Friday, September 28, 2007

Tory Commentators: Tending To Mickey Mousketeerery


There is a hilarious over reaction over at Dizzy's to today's Times article following up yesterday's wafer thin cover story (yes, this made the cover) based on Danny Finkelstein's Comment Central. Yes, Gordon's speech using a few words that he hadn't coined himself.

The Times hyperbolically talks of phrases being used "without attribution" from Clinton and Gore speeches of the last five years. Meanwhile LOL fisked da Fink and found he based his argument on NINE WORDS and the rather universal ideas that went with them in four source speeches. Absolutely none of which had ever been used before or since.

Being: 1. Too serious; 2. (Not) let you down; 3. Moral compass; 4. Waste.

Short of becoming like Johnson's dictionary (word first used xyz by abc) this story seems to be a hilarious death knoll for a former paper of record. This twaddle - imagined by a former magpie of a speechwriter - was yesterday's Times cover story.

The idea that ideas and the odd word recur in political speeches is nothing new. "If not now, when?" being an example with centuries of ancient pedigree. Though Tories latched onto Reagan as the supposed source.

Rather than my great great aunt Hilary Swank or some old Greek guy - see link.

Obama follows King as sure as night follows day.

Serious people know, thanks to French linguistic sophist Jacques Derrida, about the finite number of "sayables". That last being one of many words (and by defintion ideas) that JD used without coining them himself.
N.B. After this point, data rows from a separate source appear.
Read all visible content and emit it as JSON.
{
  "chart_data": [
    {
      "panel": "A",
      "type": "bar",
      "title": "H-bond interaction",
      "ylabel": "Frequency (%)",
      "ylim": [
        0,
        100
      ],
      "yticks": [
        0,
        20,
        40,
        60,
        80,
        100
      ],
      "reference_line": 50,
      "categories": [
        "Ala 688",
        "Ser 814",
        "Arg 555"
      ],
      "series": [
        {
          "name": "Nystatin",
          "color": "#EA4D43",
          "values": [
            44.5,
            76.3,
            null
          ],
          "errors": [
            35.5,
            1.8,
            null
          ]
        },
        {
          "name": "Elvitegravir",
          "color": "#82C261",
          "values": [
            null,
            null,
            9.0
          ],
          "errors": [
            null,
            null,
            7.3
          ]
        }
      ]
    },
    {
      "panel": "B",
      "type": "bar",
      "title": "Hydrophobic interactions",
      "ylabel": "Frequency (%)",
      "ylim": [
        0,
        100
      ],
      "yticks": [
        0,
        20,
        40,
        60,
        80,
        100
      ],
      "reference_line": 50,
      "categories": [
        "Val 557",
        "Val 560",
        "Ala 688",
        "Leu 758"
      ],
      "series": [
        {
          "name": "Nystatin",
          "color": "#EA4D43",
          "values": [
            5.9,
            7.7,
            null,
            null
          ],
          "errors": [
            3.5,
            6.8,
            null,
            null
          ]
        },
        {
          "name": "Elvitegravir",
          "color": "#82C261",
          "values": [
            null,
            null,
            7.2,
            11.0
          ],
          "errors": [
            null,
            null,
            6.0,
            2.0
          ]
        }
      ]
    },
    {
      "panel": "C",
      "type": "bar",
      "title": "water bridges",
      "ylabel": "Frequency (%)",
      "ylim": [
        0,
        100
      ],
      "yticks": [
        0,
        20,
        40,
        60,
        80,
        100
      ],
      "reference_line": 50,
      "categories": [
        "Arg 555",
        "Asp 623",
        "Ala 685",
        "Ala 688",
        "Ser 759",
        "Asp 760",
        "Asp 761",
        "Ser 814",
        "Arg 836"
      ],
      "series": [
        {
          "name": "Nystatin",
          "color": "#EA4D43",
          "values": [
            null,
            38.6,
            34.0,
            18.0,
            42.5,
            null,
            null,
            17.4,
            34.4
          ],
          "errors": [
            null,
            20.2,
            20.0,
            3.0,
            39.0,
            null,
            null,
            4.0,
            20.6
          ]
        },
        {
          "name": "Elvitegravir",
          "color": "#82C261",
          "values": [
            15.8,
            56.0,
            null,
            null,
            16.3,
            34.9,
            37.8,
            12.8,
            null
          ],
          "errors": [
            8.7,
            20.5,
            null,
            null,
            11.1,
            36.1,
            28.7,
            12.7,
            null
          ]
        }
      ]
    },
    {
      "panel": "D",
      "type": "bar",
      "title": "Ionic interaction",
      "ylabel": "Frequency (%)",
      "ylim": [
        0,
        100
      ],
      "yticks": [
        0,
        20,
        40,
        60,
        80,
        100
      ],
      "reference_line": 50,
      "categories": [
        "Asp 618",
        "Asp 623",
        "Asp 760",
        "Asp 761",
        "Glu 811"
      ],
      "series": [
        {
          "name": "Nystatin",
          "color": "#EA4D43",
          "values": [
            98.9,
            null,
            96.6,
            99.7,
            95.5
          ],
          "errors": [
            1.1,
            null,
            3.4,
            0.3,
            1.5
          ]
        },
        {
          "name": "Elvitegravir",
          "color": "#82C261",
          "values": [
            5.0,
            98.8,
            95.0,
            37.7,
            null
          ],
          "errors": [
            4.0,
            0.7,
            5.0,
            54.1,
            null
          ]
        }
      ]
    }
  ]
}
Stoics did that 2000 years before as "lektas". Clearly in writing a political pitch the sayables list is shorter still.

Someone (definitely not me) will be having some fun fisking Tory speeches next week for the odd word here or there first uttered by Maggie Thatcher, Ghengis Khan or Edward Heath.

More likely to get Enid Blyton on Amelia Jane's new Gollywog, Richmal Crompton on Just Boris, or Mickey Mouse for everything else.

IMAGE: Via WIKI Mickey Mouse with fair use statement there.